そんな会話が不思議でない程、長い間、宇宙戦艦ヤマトはたったの一隻だけで、1974年の登場から、最新作は2202年の設定のようです。実に200年以上の長い年月をたった一隻のヤマトで、話を持って行こうとする強引さが凄いですね。しかも、初登場の時、既に250年も前に製作されており、話の流れとしては1949年に完成していることになっています。

実際の日本海軍の大和は、1940年に進水し、1945年に沈没していますから、宇宙戦艦ヤマトは実際の大和が沈没した4年後にはできていたことになります。ま、あまり細かいことは言いませんが、設定がややどころではなくかなり強引なこのシリーズは、多分にささきいさお氏歌う主題歌の良さに多分に引っ張られているところが散見されます。

宮川泰氏の手になる交響組曲 宇宙戦艦ヤマトは、アニメの枠を超えて、作品としての地を確立したと言ってよいほど有名になりました。しかし、皮肉なことにそのヤマトの名を冠したことによって、もう一つ大きな場での評価を受けられずじまいに終わったことは、少し残念ではあります。かといって、作品の質は素晴らしいものがあり、彼の手による様々な楽曲の集大成的役割も担っているような思いが有ります。

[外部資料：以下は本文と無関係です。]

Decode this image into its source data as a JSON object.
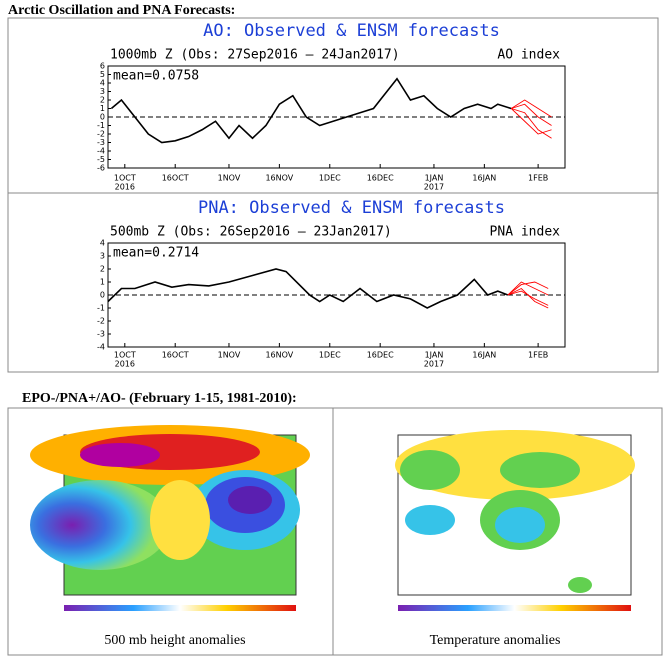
{
  "headings": [
    "Arctic Oscillation and PNA Forecasts:",
    "EPO-/PNA+/AO- (February 1-15, 1981-2010):"
  ],
  "maps": [
    {
      "caption": "500 mb height anomalies"
    },
    {
      "caption": "Temperature anomalies"
    }
  ],
  "chart_data": [
    {
      "type": "line",
      "title": "AO: Observed & ENSM forecasts",
      "subtitle": "1000mb Z (Obs: 27Sep2016 – 24Jan2017)",
      "index_label": "AO index",
      "mean_label": "mean=0.0758",
      "x": [
        "2016-09-27",
        "2016-09-30",
        "2016-10-04",
        "2016-10-08",
        "2016-10-12",
        "2016-10-16",
        "2016-10-20",
        "2016-10-24",
        "2016-10-28",
        "2016-11-01",
        "2016-11-04",
        "2016-11-08",
        "2016-11-12",
        "2016-11-16",
        "2016-11-20",
        "2016-11-24",
        "2016-11-28",
        "2016-12-02",
        "2016-12-06",
        "2016-12-10",
        "2016-12-14",
        "2016-12-18",
        "2016-12-21",
        "2016-12-25",
        "2016-12-29",
        "2017-01-02",
        "2017-01-06",
        "2017-01-10",
        "2017-01-14",
        "2017-01-18",
        "2017-01-20",
        "2017-01-24",
        "2017-01-28",
        "2017-02-01",
        "2017-02-05"
      ],
      "series": [
        {
          "color": "#000000",
          "values": [
            1,
            2,
            0,
            -2,
            -3,
            -2.8,
            -2.3,
            -1.5,
            -0.5,
            -2.5,
            -1,
            -2.5,
            -1,
            1.5,
            2.5,
            0,
            -1,
            -0.5,
            0,
            0.5,
            1,
            3,
            4.5,
            2,
            2.5,
            1,
            0,
            1,
            1.5,
            1,
            1.5,
            1,
            null,
            null,
            null
          ]
        },
        {
          "color": "#ff0000",
          "values": [
            null,
            null,
            null,
            null,
            null,
            null,
            null,
            null,
            null,
            null,
            null,
            null,
            null,
            null,
            null,
            null,
            null,
            null,
            null,
            null,
            null,
            null,
            null,
            null,
            null,
            null,
            null,
            null,
            null,
            null,
            null,
            1,
            1.5,
            0,
            -1
          ]
        },
        {
          "color": "#ff0000",
          "values": [
            null,
            null,
            null,
            null,
            null,
            null,
            null,
            null,
            null,
            null,
            null,
            null,
            null,
            null,
            null,
            null,
            null,
            null,
            null,
            null,
            null,
            null,
            null,
            null,
            null,
            null,
            null,
            null,
            null,
            null,
            null,
            1,
            0.5,
            -1.5,
            -2.5
          ]
        },
        {
          "color": "#ff0000",
          "values": [
            null,
            null,
            null,
            null,
            null,
            null,
            null,
            null,
            null,
            null,
            null,
            null,
            null,
            null,
            null,
            null,
            null,
            null,
            null,
            null,
            null,
            null,
            null,
            null,
            null,
            null,
            null,
            null,
            null,
            null,
            null,
            1,
            2,
            1,
            0
          ]
        },
        {
          "color": "#ff0000",
          "values": [
            null,
            null,
            null,
            null,
            null,
            null,
            null,
            null,
            null,
            null,
            null,
            null,
            null,
            null,
            null,
            null,
            null,
            null,
            null,
            null,
            null,
            null,
            null,
            null,
            null,
            null,
            null,
            null,
            null,
            null,
            null,
            1,
            -0.5,
            -2,
            -1.5
          ]
        }
      ],
      "xlim": [
        "2016-09-26",
        "2017-02-09"
      ],
      "xticks": [
        {
          "value": "2016-10-01",
          "label": "1OCT"
        },
        {
          "value": "2016-10-16",
          "label": "16OCT"
        },
        {
          "value": "2016-11-01",
          "label": "1NOV"
        },
        {
          "value": "2016-11-16",
          "label": "16NOV"
        },
        {
          "value": "2016-12-01",
          "label": "1DEC"
        },
        {
          "value": "2016-12-16",
          "label": "16DEC"
        },
        {
          "value": "2017-01-01",
          "label": "1JAN"
        },
        {
          "value": "2017-01-16",
          "label": "16JAN"
        },
        {
          "value": "2017-02-01",
          "label": "1FEB"
        }
      ],
      "xtick_years": [
        {
          "value": "2016-10-01",
          "label": "2016"
        },
        {
          "value": "2017-01-01",
          "label": "2017"
        }
      ],
      "ylim": [
        -6,
        6
      ],
      "yticks": [
        -6,
        -5,
        -4,
        -3,
        -2,
        -1,
        0,
        1,
        2,
        3,
        4,
        5,
        6
      ],
      "reference_line": 0
    },
    {
      "type": "line",
      "title": "PNA: Observed & ENSM forecasts",
      "subtitle": "500mb Z (Obs: 26Sep2016 – 23Jan2017)",
      "index_label": "PNA index",
      "mean_label": "mean=0.2714",
      "x": [
        "2016-09-26",
        "2016-09-30",
        "2016-10-04",
        "2016-10-10",
        "2016-10-15",
        "2016-10-20",
        "2016-10-26",
        "2016-11-01",
        "2016-11-08",
        "2016-11-15",
        "2016-11-18",
        "2016-11-25",
        "2016-11-28",
        "2016-12-01",
        "2016-12-05",
        "2016-12-10",
        "2016-12-15",
        "2016-12-20",
        "2016-12-25",
        "2016-12-30",
        "2017-01-03",
        "2017-01-08",
        "2017-01-13",
        "2017-01-17",
        "2017-01-20",
        "2017-01-23",
        "2017-01-27",
        "2017-01-31",
        "2017-02-04"
      ],
      "series": [
        {
          "color": "#000000",
          "values": [
            -0.5,
            0.5,
            0.5,
            1,
            0.6,
            0.8,
            0.7,
            1,
            1.5,
            2,
            1.8,
            0,
            -0.5,
            0,
            -0.5,
            0.5,
            -0.5,
            0,
            -0.3,
            -1,
            -0.5,
            0,
            1.2,
            0,
            0.3,
            0,
            null,
            null,
            null
          ]
        },
        {
          "color": "#ff0000",
          "values": [
            null,
            null,
            null,
            null,
            null,
            null,
            null,
            null,
            null,
            null,
            null,
            null,
            null,
            null,
            null,
            null,
            null,
            null,
            null,
            null,
            null,
            null,
            null,
            null,
            null,
            0,
            0.8,
            1,
            0.5
          ]
        },
        {
          "color": "#ff0000",
          "values": [
            null,
            null,
            null,
            null,
            null,
            null,
            null,
            null,
            null,
            null,
            null,
            null,
            null,
            null,
            null,
            null,
            null,
            null,
            null,
            null,
            null,
            null,
            null,
            null,
            null,
            0,
            0.5,
            -0.5,
            -1
          ]
        },
        {
          "color": "#ff0000",
          "values": [
            null,
            null,
            null,
            null,
            null,
            null,
            null,
            null,
            null,
            null,
            null,
            null,
            null,
            null,
            null,
            null,
            null,
            null,
            null,
            null,
            null,
            null,
            null,
            null,
            null,
            0,
            1,
            0.5,
            0
          ]
        },
        {
          "color": "#ff0000",
          "values": [
            null,
            null,
            null,
            null,
            null,
            null,
            null,
            null,
            null,
            null,
            null,
            null,
            null,
            null,
            null,
            null,
            null,
            null,
            null,
            null,
            null,
            null,
            null,
            null,
            null,
            0,
            0.3,
            -0.3,
            -0.8
          ]
        }
      ],
      "xlim": [
        "2016-09-26",
        "2017-02-09"
      ],
      "xticks": [
        {
          "value": "2016-10-01",
          "label": "1OCT"
        },
        {
          "value": "2016-10-16",
          "label": "16OCT"
        },
        {
          "value": "2016-11-01",
          "label": "1NOV"
        },
        {
          "value": "2016-11-16",
          "label": "16NOV"
        },
        {
          "value": "2016-12-01",
          "label": "1DEC"
        },
        {
          "value": "2016-12-16",
          "label": "16DEC"
        },
        {
          "value": "2017-01-01",
          "label": "1JAN"
        },
        {
          "value": "2017-01-16",
          "label": "16JAN"
        },
        {
          "value": "2017-02-01",
          "label": "1FEB"
        }
      ],
      "xtick_years": [
        {
          "value": "2016-10-01",
          "label": "2016"
        },
        {
          "value": "2017-01-01",
          "label": "2017"
        }
      ],
      "ylim": [
        -4,
        4
      ],
      "yticks": [
        -4,
        -3,
        -2,
        -1,
        0,
        1,
        2,
        3,
        4
      ],
      "reference_line": 0
    }
  ]
}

何に限らず、本人の意図したものと異なる方向に、作品やキャラクターが独り歩きすることが起きると、しかもそれがブームを巻き起こすまでになすると、もはや社会現象的な色を帯び始めます。こうなると、作者がどうあがいてもその流れから逸脱することは不可能な状況に陥ります。宇宙戦艦ヤマトのシリーズはそのようにして、何十年もアニメ界でその座を明け渡さずにいます。

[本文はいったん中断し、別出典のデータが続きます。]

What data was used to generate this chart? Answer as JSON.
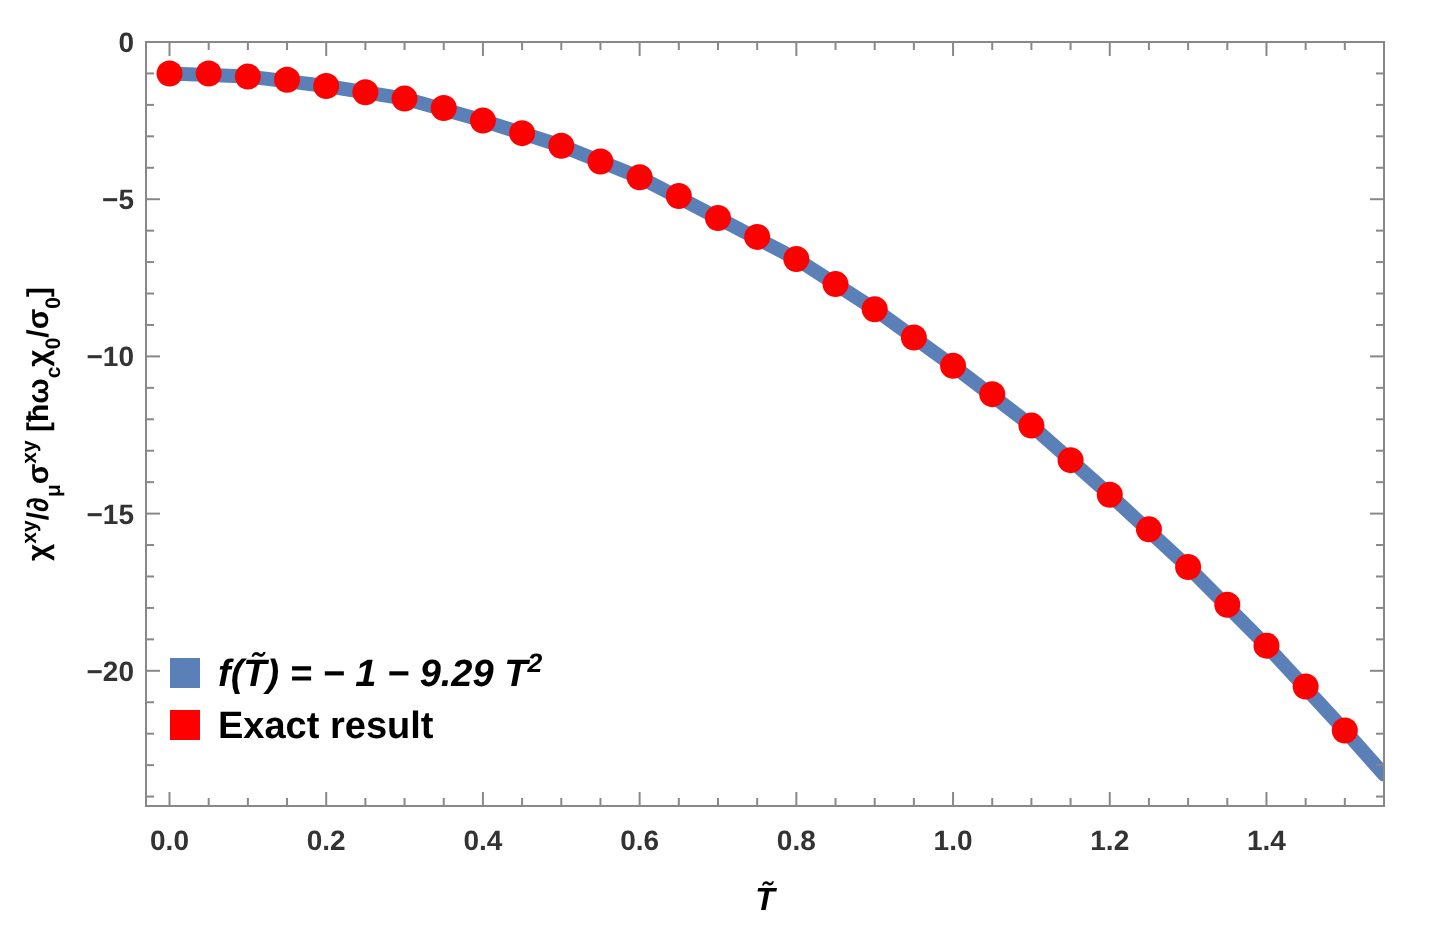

タイトルのような質問は、いわゆる愚の骨頂的なものの代表かもしれませんが、逆に製作委員会の皆さんに敢えて問いたいと思います、ヤマトとはどんな存在であるべきなのか?と。もう一つ、ヤマトの持つ最終兵器「波動砲」については、強力過ぎて歯止めのきかない兵器的な存在であり、それは例えれば原爆や水爆の存在に似ています。敢えて言えば、ヤマトを取り巻く製作人間の激しいドロドロを劇にしたかのようなドス黒い人間の裏側を、自らが現わしているかのようです。